Perhaps the biggest blow to the conservative movement was the administration’s handling of Hurricane Katrina. After decades of often successful efforts to enact conservative ideology, Jacobs says, the American public’s view of government’s role may have been changed by the tragic aftermath of the hurricane. Though some critics charged the administration with incompetence, she says, Katrina represented a manifestation of an ideology that undercut government from within.

“It was part of a larger shift in which you don’t believe in the legitimacy of government to act,” Jacobs says. “There are consequences, and Americans are seeing that.”
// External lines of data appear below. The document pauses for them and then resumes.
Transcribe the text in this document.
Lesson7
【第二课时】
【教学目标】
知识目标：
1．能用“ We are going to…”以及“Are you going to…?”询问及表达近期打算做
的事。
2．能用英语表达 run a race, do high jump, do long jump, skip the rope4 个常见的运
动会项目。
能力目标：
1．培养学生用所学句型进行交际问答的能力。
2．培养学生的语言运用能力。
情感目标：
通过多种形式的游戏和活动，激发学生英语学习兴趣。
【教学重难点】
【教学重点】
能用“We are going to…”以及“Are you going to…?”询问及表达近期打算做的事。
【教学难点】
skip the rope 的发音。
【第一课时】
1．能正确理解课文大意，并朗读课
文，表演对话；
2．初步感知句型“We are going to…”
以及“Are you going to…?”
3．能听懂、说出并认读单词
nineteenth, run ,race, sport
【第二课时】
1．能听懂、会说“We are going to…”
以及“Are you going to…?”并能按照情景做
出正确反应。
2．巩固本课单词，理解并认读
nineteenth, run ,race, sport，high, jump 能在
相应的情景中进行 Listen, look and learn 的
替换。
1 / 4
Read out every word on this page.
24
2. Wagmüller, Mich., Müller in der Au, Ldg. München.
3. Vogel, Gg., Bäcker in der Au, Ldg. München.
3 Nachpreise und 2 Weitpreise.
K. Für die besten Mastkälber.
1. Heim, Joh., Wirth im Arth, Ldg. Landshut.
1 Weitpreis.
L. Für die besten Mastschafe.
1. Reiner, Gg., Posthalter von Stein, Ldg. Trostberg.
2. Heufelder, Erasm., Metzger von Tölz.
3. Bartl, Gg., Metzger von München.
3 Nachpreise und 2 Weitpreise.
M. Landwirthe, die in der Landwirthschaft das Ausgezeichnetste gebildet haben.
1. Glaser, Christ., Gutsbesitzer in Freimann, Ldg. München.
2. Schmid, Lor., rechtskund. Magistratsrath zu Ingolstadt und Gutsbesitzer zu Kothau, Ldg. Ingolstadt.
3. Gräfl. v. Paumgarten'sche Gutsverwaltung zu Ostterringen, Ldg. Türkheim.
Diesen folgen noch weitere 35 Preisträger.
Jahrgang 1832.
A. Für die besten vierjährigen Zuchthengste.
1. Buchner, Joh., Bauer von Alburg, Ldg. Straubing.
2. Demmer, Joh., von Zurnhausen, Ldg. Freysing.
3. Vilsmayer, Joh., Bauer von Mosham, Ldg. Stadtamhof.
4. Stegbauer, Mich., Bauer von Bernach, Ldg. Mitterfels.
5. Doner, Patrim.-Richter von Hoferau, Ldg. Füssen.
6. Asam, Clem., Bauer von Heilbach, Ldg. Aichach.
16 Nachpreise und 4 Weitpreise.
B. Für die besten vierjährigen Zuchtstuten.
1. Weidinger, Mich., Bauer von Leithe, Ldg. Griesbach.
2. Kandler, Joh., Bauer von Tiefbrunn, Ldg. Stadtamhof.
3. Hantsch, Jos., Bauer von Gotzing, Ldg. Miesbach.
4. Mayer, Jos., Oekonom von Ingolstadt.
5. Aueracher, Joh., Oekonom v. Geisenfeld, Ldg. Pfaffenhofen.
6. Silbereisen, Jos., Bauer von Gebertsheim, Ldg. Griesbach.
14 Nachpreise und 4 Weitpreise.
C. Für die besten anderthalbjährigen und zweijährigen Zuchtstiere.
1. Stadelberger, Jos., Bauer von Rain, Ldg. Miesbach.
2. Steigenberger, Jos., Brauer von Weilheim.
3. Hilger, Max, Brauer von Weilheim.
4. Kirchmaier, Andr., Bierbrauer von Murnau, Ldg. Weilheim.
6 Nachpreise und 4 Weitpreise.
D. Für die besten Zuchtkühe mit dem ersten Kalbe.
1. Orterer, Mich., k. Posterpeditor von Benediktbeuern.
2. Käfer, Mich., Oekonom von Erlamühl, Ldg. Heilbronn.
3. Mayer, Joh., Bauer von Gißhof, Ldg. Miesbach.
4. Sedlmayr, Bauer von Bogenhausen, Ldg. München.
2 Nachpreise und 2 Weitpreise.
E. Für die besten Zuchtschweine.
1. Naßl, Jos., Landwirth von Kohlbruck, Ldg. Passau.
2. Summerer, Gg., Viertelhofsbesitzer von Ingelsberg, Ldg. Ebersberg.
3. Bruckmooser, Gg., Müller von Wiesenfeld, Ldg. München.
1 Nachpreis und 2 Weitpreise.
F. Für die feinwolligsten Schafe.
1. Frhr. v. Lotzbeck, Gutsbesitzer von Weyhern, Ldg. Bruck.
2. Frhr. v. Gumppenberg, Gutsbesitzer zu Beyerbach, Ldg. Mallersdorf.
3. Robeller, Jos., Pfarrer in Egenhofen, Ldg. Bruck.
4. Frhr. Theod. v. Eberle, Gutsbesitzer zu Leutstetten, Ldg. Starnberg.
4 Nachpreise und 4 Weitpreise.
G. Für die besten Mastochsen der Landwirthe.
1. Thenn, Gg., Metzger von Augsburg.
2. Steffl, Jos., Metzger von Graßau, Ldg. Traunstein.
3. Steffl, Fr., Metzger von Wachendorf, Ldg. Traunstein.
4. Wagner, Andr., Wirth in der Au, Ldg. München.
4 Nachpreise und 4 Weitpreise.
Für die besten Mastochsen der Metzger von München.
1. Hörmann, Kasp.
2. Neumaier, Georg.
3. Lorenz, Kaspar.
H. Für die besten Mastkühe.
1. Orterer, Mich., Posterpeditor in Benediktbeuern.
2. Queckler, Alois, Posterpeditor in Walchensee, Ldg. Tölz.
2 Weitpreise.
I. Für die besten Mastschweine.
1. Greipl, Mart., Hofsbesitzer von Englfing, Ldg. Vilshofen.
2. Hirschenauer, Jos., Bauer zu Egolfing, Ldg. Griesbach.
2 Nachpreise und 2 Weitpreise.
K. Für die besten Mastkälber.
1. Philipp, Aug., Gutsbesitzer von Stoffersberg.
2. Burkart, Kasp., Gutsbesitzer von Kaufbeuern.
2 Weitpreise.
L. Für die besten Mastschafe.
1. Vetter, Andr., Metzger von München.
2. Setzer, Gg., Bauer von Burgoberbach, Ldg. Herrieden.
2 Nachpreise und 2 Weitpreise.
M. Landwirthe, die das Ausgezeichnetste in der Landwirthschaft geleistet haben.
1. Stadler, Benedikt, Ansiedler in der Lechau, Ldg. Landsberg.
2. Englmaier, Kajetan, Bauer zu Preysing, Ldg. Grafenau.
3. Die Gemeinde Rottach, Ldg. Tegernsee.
Since then, government has acted to address a different kind of crisis: the financial meltdown that dominated the fall election campaign. This time, intervention was pushed by the Bush administration—evidence that it’s difficult to govern as a complete ideologue, says Jacobs. The crisis brought Alan Greenspan, one of the modern conservative movement’s early champions, to testify before Congress. The former chairman of the Federal Reserve was asked if his free-market ideology had caused him to make decisions he wished he had not made.

“Yes, I’ve found a flaw,” Greenspan responded. “I don’t know how significant or permanent it is, but I’ve been very distressed by that fact. I was shocked because I had been going for forty years or more with very considerable evidence that it was working rather well.”

Despite the election results, Jacobs isn’t ready to conclude that the American public has found a fatal flaw in the conservative ideology that reshaped government. But certainly, she says, Americans chose more government over less on November 4, a view supported by post-election surveys. As the financial crisis worsened, so did the prospects for the Republican party, Jacobs says, indicating that “when Americans are in serious economic trouble, they still look to government. We’ll see how long that remains true.”

Lewis I. Rice is a freelance writer based in Boston.